Will you have whine with your dinner?
He darn near spoiled my pizza…
It was a reasonably quiet restaurant, at least until this goombah felt compelled to carry on so that two-thirds of the patrons were his involuntary audience. Haranguing his tablemate and anyone else within a five-yard radius, he was loud, with the self-assuredness granted the terminally ignorant.
He was outraged, of course, and he let everyone in earshot of his increasingly loud voice know he just wasn’t going to stand for a bunch of school administrators depriving his kids of their God-given Constitutional right to be infected by a contagious disease and spread it willy-nilly to their teachers, their classmates, the lunch ladies and whoever else might come within range of their unmasked faces. At full bellicose volume he argued for a parent’s right to let their child get sick and, in the process, sicken others. And by God, since those liberals were trampling his freedoms he was gonna pull his kids right outa that school and see how they liked them apples!
Poor kids…but good riddance, I thought. This pandemic is tough enough without you and your brood making it tougher.
The bile rising in my throat didn’t go well with sausage and pepperoni, and I was sorely tempted to step over to his table to … to what? Change his mind? Explain contagion, the germ theory of disease and how masks reduce the likelihood of airborne transmission of the virus? Explain how vaccines stimulate the human immune system to counter infectious agents? Remind him how smallpox, diphtheria, polio and measles filled cemeteries with small graves before being vanquished by a shot in infancy; and how we line up every fall to bare an arm for a flu shot to ward off a virus COVID-minimizers insist is just as bad as the corona virus.

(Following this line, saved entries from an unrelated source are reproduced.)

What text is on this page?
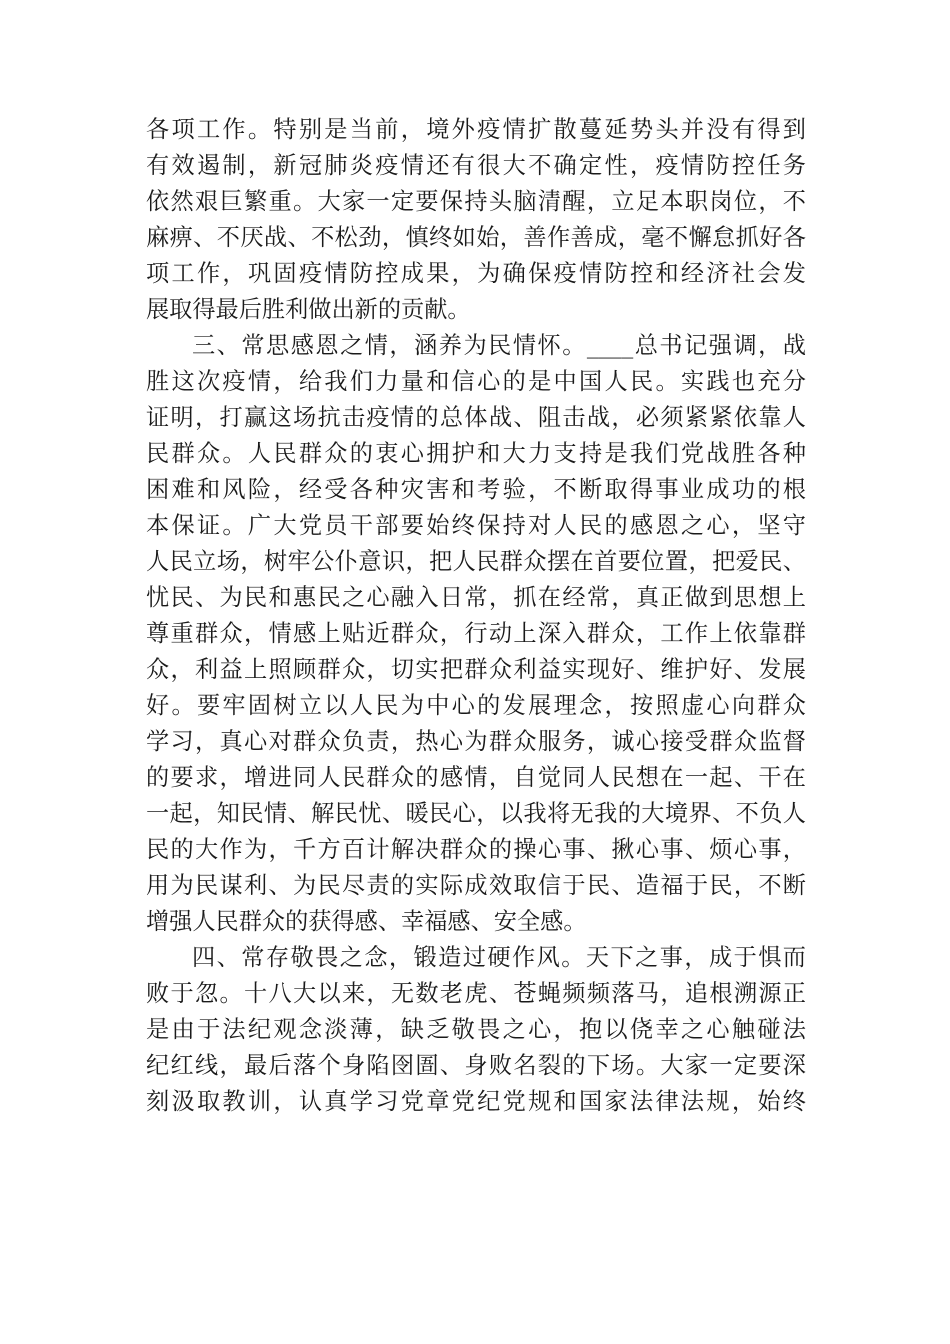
各项工作。特别是当前，境外疫情扩散蔓延势头并没有得到
有效遏制，新冠肺炎疫情还有很大不确定性，疫情防控任务
依然艰巨繁重。大家一定要保持头脑清醒，立足本职岗位，不
麻痹、不厌战、不松劲，慎终如始，善作善成，毫不懈怠抓好各
项工作，巩固疫情防控成果，为确保疫情防控和经济社会发
展取得最后胜利做出新的贡献。
三、常思感恩之情，涵养为民情怀。____总书记强调，战
胜这次疫情，给我们力量和信心的是中国人民。实践也充分
证明，打赢这场抗击疫情的总体战、阻击战，必须紧紧依靠人
民群众。人民群众的衷心拥护和大力支持是我们党战胜各种
困难和风险，经受各种灾害和考验，不断取得事业成功的根
本保证。广大党员干部要始终保持对人民的感恩之心，坚守
人民立场，树牢公仆意识，把人民群众摆在首要位置，把爱民、
忧民、为民和惠民之心融入日常，抓在经常，真正做到思想上
尊重群众，情感上贴近群众，行动上深入群众，工作上依靠群
众，利益上照顾群众，切实把群众利益实现好、维护好、发展
好。要牢固树立以人民为中心的发展理念，按照虚心向群众
学习，真心对群众负责，热心为群众服务，诚心接受群众监督
的要求，增进同人民群众的感情，自觉同人民想在一起、干在
一起，知民情、解民忧、暖民心，以我将无我的大境界、不负人
民的大作为，千方百计解决群众的操心事、揪心事、烦心事，
用为民谋利、为民尽责的实际成效取信于民、造福于民，不断
增强人民群众的获得感、幸福感、安全感。
四、常存敬畏之念，锻造过硬作风。天下之事，成于惧而
败于忽。十八大以来，无数老虎、苍蝇频频落马，追根溯源正
是由于法纪观念淡薄，缺乏敬畏之心，抱以侥幸之心触碰法
纪红线，最后落个身陷囹圄、身败名裂的下场。大家一定要深
刻汲取教训，认真学习党章党纪党规和国家法律法规，始终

But he was talking politics, not virology. His was the rhetoric of personal animus, not public health. In his fevered brain, ideology trumped epidemiology and if we all suffered for it – that wasn’t his problem…
I didn’t waste my time. Just paid our bill and left him there spouting nonsense.
When I got in the car I noticed the mask looped around the shifter and felt better about the world and the people in it.
Y’see that mask used to be a shirt hanging in my closet.
Not everyone is as fearful, stubborn and stupid as that guy in the restaurant.
Way back when this whole mess started masks were hard to come by we were all scared, feeling helpless, wondering what we could do…
Well, my neighbor, Jackie, looked around and started cutting up old shirts, sheets and what have you; stitched in some pleats and sewed on elastic so family, friends and neighbors could protect themselves and others.
She couldn’t cure COVID, but she could make masks.
Word spread. Demand grew and Jackie kept sewing. Wore out one machine and bought another. Kept hanging masks on the picket fence in front of her house, people kept coming to get them. By summer nearly 10,000 masks had hung on that fence and with three safe and effective vaccines free for the asking, she thought her mask-making days were over.
Seems she was wrong about that. The delta variant and folks too fearful, foolish or misguided to get their shots have all of us back wearing masks and Jackie back sewing them. Doing what she can do.
America needs more Jackies.
Sewing masks in a spare bedroom isn’t going to stop the pandemic. She knows that. But making those masks, wearing those masks very well might keep somebody from getting sick, keep somebody from dying. That’s doing something. Something important.
It’s the sort of thing that’s got us through tough times in the past and it’s going to get us through this as well.
Meanwhile, mask up; get the shot; and quit whining about it.
That’s enough to spoil a guy’s pizza.